If your parent dies when they have no money or assets left, you may find yourself in a difficult position. If you’re in charge of managing the estate, you may begin receiving letters from creditors or calls from those trying to collect debts.
One of the issues with a parent who dies with debt and no assets to repay it is that the creditors may try to make you feel like you’re responsible for those debts. The thing to remember is that you, as a family member, usually cannot be forced to repay those debts out of your own pocket.
Debts don’t disappear when someone dies, but the way they’re handled will vary. If the estate doesn’t have enough assets to pay the bills, those bills may simply not get paid. If your parent’s spouse is still alive, they may have some responsibility for some debts, but children and other relatives rarely do unless they’ve co-signed on the debts themselves.
Will you lose assets that passed directly to you?

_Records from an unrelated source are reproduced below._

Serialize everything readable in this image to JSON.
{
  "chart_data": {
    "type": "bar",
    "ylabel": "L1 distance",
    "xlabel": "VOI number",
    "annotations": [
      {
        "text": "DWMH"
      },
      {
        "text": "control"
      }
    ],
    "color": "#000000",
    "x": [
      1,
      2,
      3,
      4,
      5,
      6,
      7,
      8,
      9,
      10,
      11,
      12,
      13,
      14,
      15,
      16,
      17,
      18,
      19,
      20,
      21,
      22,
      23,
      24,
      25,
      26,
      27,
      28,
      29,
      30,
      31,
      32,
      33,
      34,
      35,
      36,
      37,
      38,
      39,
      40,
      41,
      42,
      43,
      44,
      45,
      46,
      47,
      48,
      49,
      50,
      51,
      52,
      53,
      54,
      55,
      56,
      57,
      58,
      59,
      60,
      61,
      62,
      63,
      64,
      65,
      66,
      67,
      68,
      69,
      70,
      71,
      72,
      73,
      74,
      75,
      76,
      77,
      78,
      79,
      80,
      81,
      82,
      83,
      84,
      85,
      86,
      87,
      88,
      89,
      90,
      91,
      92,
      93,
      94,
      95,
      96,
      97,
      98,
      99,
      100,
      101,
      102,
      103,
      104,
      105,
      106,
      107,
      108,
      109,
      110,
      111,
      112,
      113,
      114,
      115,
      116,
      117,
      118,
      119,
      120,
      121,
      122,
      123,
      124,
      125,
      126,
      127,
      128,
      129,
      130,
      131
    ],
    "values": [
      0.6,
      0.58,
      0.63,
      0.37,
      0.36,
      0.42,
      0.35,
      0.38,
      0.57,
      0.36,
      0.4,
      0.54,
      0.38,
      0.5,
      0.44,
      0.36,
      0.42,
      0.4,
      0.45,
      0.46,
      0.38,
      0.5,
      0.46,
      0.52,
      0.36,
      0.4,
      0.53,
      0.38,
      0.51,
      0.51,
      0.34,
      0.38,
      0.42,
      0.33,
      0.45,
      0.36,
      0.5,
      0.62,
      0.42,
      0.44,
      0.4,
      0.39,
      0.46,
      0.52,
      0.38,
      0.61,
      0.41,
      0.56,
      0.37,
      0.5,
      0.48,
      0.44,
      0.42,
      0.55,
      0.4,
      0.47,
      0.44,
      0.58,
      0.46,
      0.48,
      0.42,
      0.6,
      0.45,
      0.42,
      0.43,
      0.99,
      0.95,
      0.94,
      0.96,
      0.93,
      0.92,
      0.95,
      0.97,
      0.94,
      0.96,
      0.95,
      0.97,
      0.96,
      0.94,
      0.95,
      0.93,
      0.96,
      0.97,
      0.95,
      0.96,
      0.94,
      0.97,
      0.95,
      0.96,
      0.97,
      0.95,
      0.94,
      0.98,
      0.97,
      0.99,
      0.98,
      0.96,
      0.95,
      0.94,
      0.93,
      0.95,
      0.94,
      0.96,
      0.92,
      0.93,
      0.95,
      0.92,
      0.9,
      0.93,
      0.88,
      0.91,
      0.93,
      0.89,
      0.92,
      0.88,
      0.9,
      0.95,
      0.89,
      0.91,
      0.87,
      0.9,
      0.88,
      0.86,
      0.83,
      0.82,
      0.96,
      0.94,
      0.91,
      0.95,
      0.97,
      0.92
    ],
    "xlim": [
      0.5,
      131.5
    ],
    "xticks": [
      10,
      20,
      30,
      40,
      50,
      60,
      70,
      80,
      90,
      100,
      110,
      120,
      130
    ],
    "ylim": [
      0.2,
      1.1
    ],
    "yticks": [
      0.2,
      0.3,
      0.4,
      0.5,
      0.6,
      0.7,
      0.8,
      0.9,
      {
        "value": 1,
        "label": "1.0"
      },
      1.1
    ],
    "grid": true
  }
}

The nice thing about having certain assets paid directly to you is that you likely will not need to use those assets to repay creditors coming after the estate. For example, if your parent died without anything in the bank but had a life insurance policy that paid directly to you as the beneficiary, then the likelihood is that the money you’ve received won’t be accessible by creditors. Instead, you can keep that to handle anything that needs to be paid, like the funeral costs or your own personal bills, rather than paying down debts that don’t have anything to do with you, personally.
How should you address it when creditors call?
When a debt is left after an estate is out of funds, the debt normally goes unpaid. You will need to let the creditor know that your loved one has died. Usually, this includes submitting the death certificate and informing the creditor that your family member has died. If they continue to press for compensation despite you not owning on the debt, you may want to look into your legal options.